Exploits that previously looked to leverage SMM vulnerabilities to read/write these sensitive resources like memory, IO, or certain CPU registers to access secrets, or potentially modify the Hypervisor, are no longer permitted access as part of the policy evaluation. A detected violation upon boot will destroy the DRTM state and prevent access from previously sealed OS secrets and keys. Microsoft has worked with silicon partners and OEMs to ensure that capable Secured-core devices have SMM authored in such a way that meets the SMM policy described, hardening them against this class of attacks. The strength of the ecosystem partnership between Microsoft, silicon vendors and OEMs helps take the security burden of protecting SMM off of security operations teams and recent attacks leveraging SMI handler vulnerabilities are examples of the types of scenarios mitigated by the described SMM protections. When the exploit attempts to leverage a bug in the system management interrupt handler to gain code execution privileges in SMM and modify OS memory, the attempted OS memory access would fall outside our policy boundary and be flagged in the attestation report. The state of DRTM and the SMM protections can be used to help strengthen conditional access strategies in organizations by gating access to sensitive resources based on the health of these hardware and firmware security features.
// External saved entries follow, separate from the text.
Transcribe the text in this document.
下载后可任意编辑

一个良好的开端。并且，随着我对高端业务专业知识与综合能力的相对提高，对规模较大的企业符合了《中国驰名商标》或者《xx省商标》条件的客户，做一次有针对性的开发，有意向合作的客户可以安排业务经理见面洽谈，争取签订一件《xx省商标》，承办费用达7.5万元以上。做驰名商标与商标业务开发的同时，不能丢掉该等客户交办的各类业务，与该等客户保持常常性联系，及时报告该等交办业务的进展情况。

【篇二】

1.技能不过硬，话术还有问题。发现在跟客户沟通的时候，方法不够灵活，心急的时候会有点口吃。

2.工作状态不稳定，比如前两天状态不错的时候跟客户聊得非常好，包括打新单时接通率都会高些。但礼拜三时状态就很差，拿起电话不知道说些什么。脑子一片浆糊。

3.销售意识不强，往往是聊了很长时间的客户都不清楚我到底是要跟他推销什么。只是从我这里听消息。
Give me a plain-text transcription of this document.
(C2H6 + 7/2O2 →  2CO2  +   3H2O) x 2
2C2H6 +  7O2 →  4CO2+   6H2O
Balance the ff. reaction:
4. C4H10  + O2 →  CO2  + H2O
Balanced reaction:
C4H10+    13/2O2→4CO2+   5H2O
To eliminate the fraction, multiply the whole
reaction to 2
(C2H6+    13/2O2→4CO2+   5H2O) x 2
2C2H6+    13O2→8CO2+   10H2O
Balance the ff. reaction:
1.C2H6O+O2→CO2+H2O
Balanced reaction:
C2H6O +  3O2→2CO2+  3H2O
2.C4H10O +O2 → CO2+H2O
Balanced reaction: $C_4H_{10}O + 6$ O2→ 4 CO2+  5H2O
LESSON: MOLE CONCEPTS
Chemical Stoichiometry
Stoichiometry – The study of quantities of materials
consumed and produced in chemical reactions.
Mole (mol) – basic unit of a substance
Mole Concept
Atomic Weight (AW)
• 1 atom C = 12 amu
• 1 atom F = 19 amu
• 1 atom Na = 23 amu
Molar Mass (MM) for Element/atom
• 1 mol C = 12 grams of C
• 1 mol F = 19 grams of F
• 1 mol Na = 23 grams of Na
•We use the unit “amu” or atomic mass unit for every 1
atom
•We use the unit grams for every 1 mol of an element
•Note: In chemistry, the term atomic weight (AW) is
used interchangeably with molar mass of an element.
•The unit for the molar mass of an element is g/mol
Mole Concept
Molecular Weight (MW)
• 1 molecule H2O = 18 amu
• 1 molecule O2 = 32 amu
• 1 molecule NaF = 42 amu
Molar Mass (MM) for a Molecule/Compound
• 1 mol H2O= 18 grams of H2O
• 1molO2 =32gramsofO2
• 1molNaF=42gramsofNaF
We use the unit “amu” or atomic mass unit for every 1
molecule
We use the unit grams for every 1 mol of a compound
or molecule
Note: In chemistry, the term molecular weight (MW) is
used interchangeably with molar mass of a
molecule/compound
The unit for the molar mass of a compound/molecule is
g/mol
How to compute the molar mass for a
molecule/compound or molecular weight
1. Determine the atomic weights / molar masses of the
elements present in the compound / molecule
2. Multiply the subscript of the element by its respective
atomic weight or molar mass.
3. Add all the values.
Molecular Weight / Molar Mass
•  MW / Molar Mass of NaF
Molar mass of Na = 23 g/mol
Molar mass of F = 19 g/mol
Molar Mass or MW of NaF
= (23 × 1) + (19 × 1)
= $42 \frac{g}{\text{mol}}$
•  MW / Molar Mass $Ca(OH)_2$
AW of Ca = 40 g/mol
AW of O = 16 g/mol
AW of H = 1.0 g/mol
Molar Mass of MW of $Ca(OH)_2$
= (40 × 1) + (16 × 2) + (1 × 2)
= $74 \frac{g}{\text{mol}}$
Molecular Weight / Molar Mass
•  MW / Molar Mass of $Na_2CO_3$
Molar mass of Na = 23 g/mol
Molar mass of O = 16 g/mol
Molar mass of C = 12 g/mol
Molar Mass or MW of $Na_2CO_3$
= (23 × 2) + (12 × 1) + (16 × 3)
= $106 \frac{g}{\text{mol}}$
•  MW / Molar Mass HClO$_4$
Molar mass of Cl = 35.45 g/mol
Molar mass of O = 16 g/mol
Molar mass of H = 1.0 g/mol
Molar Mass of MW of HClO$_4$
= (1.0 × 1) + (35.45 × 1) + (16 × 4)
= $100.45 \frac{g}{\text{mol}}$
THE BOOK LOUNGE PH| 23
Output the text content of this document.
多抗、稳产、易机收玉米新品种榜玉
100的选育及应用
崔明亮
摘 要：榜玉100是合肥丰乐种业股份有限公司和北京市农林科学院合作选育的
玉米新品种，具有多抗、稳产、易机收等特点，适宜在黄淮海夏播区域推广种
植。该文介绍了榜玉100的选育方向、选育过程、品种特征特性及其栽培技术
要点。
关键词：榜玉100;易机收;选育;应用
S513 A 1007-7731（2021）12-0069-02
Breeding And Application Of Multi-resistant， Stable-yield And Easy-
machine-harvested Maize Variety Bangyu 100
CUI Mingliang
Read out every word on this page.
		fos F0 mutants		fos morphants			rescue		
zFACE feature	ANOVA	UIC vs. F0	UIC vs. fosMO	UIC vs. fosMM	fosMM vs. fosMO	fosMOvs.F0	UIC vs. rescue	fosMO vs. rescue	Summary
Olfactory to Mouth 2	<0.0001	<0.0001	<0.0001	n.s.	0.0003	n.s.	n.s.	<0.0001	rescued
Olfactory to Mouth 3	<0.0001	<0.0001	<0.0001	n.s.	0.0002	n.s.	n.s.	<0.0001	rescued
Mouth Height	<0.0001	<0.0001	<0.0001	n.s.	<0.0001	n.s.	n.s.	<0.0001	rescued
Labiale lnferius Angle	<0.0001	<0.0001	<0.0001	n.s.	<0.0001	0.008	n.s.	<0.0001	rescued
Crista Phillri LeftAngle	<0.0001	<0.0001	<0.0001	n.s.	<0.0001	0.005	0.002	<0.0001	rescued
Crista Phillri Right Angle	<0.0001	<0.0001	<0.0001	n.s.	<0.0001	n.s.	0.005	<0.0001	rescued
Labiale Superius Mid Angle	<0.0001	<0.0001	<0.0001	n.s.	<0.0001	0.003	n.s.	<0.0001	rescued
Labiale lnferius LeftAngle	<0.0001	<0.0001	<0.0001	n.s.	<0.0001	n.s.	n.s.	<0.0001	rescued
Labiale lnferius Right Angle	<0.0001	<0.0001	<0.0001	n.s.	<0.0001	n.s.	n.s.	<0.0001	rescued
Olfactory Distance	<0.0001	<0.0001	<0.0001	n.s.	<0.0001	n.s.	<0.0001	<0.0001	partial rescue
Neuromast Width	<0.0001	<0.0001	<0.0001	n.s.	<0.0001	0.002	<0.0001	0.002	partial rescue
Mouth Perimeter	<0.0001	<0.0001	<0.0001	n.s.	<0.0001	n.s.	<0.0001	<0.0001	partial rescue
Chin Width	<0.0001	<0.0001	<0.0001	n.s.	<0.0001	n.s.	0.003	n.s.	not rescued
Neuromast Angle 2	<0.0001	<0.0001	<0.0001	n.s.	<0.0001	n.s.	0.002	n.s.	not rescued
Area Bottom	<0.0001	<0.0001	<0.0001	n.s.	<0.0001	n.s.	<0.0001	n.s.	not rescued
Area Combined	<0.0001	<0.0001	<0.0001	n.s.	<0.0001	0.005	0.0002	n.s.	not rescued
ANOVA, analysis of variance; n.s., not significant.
AMD’s SMM protection component also leverages an SMM supervisor running at a higher processor privilege level (CPL0) to execute SMI handler logic at a lower processor privilege level (CPL3) to isolate and protect resources from SMI handler access and even itself from tampering. Fault handlers are used to protect IO ports & MSRs and enforces CR3 lockdown to protect memory & MMIO components. SMM Supervisor is cryptographically signed and authenticated as well as measured into PCR[17] during SKINIT launch. OEMs include support for SKINIT and AMD’s SMM protections by including the necessary packages in the OS images that are applied to Secured-core PCs.

Getting started with Secure Launch and SMM Protections


Enabling System Guard Secure Launch on a platform may be achieved when the following support is present:

  • Intel, AMD, or ARM virtualization extensions
  • Trusted Platform Module (TPM) 2.0
  • On Intel: TXT support in the BIOS
  • On AMD: SKINIT package must be integrated in the Windows system image
  • On Qualcomm: Implements DRTM TrustZone application and supports SMC memory protections.
  • Kernel DMA Protection

Further configuration information and requirements can be found here. On secured-core PCs, virtualization-based security is supported and hardware-backed security features like System Guard Secure Launch with SMM Protections are enabled by default. Learn more about the line of secured-core PCs available today.



Nazmus Sakib, Alexander Dale, and Chris Fernald

Enterprise and OS Security

The post Force firmware code to be measured and attested by Secure Launch on Windows 10 appeared first on Microsoft Security.
 

SpiderWeb

Level 10
Verified
Well-known
Aug 21, 2020
468
I think you need a newish CPU for Firmware Protection to be running because I couldn't get it to work on my Haswell, no tweak no setting in Group Policy could make it work. Oh and you need a motherboard with a TPM.